Ia menambahkan, jika KPK memerlukan penjelasan lebih lanjut, pelapor dapat dipanggil untuk melengkapi bahan yang sudah ada. KPK juga disebut akan aktif mengumpulkan bahan keterangan tambahan agar aduan masyarakat menjadi lebih utuh.

Isi Dugaan yang Dilaporkan AMATIR

Ketua Umum AMATIR Nardo Pasaribu menyebut pihaknya menduga telah terjadi perbuatan melawan hukum dalam penerbitan PKKPR Nomor 27022610311509001. Ia menilai ada rangkaian pelanggaran hukum dan kejanggalan administratif dalam proses tersebut.

Menurut Nardo, PKKPR itu terbit pada 27 Februari 2026, sementara Pertimbangan Teknis dari Badan Pertanahan Nasional sudah keluar lebih dulu pada 18 Desember 2025. Dari selisih waktu itu, AMATIR menduga peninjauan dan analisis tata ruang di lapangan tidak mungkin dilakukan secara wajar dalam waktu singkat.

UraianTanggalKeterangan
PKKPR Nomor 2702261031150900127 Februari 2026Disebut diduga bermasalah oleh AMATIR
Pertimbangan Teknis BPN18 Desember 2025Terbit lebih dahulu sebelum PKKPR
Laporan diterima KPK8 Juni 2026Diterima Direktorat Pengaduan Masyarakat KPK

Nardo juga menduga ada penyalahgunaan wewenang, praktik gratifikasi atau persekongkolan koruptif, serta dugaan pemalsuan dokumen.
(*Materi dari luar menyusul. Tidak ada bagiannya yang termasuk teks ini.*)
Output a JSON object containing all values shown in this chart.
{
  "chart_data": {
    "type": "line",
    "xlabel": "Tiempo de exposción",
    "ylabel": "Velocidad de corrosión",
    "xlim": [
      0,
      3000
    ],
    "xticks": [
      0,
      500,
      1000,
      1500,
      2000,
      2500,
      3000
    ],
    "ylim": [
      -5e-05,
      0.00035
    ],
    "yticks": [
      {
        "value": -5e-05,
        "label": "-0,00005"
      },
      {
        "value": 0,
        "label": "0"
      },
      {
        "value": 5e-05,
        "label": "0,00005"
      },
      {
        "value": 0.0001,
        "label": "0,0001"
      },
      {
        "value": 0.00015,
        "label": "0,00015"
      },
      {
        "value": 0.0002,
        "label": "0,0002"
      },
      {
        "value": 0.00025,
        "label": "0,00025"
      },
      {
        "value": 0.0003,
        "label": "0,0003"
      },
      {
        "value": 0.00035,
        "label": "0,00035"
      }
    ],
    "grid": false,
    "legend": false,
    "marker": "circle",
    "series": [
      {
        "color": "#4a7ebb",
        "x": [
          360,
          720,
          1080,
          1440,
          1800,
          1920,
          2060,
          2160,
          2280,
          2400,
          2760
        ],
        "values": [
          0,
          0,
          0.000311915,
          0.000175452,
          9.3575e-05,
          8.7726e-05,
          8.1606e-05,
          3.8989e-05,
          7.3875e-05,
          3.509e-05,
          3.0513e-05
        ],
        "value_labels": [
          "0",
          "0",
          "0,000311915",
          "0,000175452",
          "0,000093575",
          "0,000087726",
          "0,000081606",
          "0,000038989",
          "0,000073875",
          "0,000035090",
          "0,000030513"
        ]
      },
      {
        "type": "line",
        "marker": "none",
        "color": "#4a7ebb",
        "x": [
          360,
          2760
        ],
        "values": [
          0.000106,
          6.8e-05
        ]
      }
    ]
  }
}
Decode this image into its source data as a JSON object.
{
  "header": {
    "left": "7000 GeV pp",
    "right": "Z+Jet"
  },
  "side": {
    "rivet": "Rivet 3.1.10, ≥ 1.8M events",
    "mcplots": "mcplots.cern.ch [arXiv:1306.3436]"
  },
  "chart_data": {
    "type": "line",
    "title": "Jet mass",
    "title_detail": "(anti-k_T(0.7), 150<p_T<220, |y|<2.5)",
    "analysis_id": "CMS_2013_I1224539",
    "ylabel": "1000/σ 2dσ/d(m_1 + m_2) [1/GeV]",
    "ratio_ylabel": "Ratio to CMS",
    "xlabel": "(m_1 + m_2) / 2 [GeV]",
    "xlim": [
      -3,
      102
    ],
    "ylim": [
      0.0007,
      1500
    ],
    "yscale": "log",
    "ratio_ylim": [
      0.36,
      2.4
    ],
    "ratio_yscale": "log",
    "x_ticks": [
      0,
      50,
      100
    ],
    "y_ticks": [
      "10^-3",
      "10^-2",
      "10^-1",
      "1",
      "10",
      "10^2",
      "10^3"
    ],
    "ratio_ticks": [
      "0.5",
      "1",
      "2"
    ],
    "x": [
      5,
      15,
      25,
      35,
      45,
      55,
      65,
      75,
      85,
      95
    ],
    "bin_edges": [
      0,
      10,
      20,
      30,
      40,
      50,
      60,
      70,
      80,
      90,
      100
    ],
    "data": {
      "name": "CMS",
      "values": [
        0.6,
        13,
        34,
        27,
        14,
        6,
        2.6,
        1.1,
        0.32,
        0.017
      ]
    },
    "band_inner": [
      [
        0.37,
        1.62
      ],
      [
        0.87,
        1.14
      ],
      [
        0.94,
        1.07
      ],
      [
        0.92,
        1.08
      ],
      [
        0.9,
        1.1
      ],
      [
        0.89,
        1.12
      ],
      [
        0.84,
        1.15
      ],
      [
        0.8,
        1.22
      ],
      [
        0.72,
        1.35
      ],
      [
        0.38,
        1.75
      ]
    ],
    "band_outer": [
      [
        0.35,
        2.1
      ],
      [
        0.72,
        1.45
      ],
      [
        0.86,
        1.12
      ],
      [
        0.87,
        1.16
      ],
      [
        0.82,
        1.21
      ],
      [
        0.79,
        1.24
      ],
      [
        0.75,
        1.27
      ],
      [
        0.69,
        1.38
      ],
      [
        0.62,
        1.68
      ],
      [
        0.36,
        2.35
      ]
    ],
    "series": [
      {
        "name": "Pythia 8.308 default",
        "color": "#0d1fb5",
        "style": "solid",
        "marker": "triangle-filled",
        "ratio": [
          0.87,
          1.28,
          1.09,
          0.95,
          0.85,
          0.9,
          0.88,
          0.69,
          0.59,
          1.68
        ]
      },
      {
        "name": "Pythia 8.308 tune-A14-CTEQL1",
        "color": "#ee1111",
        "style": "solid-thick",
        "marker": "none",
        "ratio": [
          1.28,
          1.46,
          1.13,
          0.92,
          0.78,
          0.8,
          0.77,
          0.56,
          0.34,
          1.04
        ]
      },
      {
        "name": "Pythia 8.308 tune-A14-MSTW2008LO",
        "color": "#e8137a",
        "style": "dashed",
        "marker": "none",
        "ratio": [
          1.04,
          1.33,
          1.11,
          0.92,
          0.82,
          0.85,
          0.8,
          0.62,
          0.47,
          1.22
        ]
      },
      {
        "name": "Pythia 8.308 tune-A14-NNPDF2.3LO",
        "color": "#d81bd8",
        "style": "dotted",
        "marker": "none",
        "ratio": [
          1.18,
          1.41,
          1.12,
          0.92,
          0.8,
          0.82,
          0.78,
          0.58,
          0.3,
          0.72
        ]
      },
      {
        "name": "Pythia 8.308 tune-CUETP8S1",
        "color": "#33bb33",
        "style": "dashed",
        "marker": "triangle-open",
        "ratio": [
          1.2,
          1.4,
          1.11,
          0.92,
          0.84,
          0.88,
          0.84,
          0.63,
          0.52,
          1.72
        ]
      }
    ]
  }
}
Selain Bupati Tebo dan Gubernur Jambi, ia juga menyebut nama Kepala DPMPTSP Kabupaten Tebo, Kepala Dinas Lingkungan Hidup dan Perhubungan Kabupaten Tebo, serta Direktur Utama PT Mahesa Unggul Dolominda.

Desakan Agar Pemeriksaan Dilanjutkan

AMATIR meminta KPK tidak hanya berhenti pada telaah administratif, tetapi juga melanjutkan laporan itu ke penyelidikan atas penerbitan izin tersebut. Nardo menilai pihak-pihak yang diduga terlibat perlu dipanggil dan dimintai keterangan agar proses yang dipersoalkan menjadi terang.

“Memeriksa dan meminta keterangan dari pihak-pihak yang diduga terlibat dalam proses penerbitan izin tersebut,” tandas Nardo.

Dengan verifikasi awal, telaah, dan pulbaket yang sedang berjalan, KPK kini menilai seberapa jauh laporan itu dapat ditingkatkan. Laporan terkait PKKPR di Tebo itu sekaligus menempatkan nama sejumlah pejabat daerah dalam perhatian publik.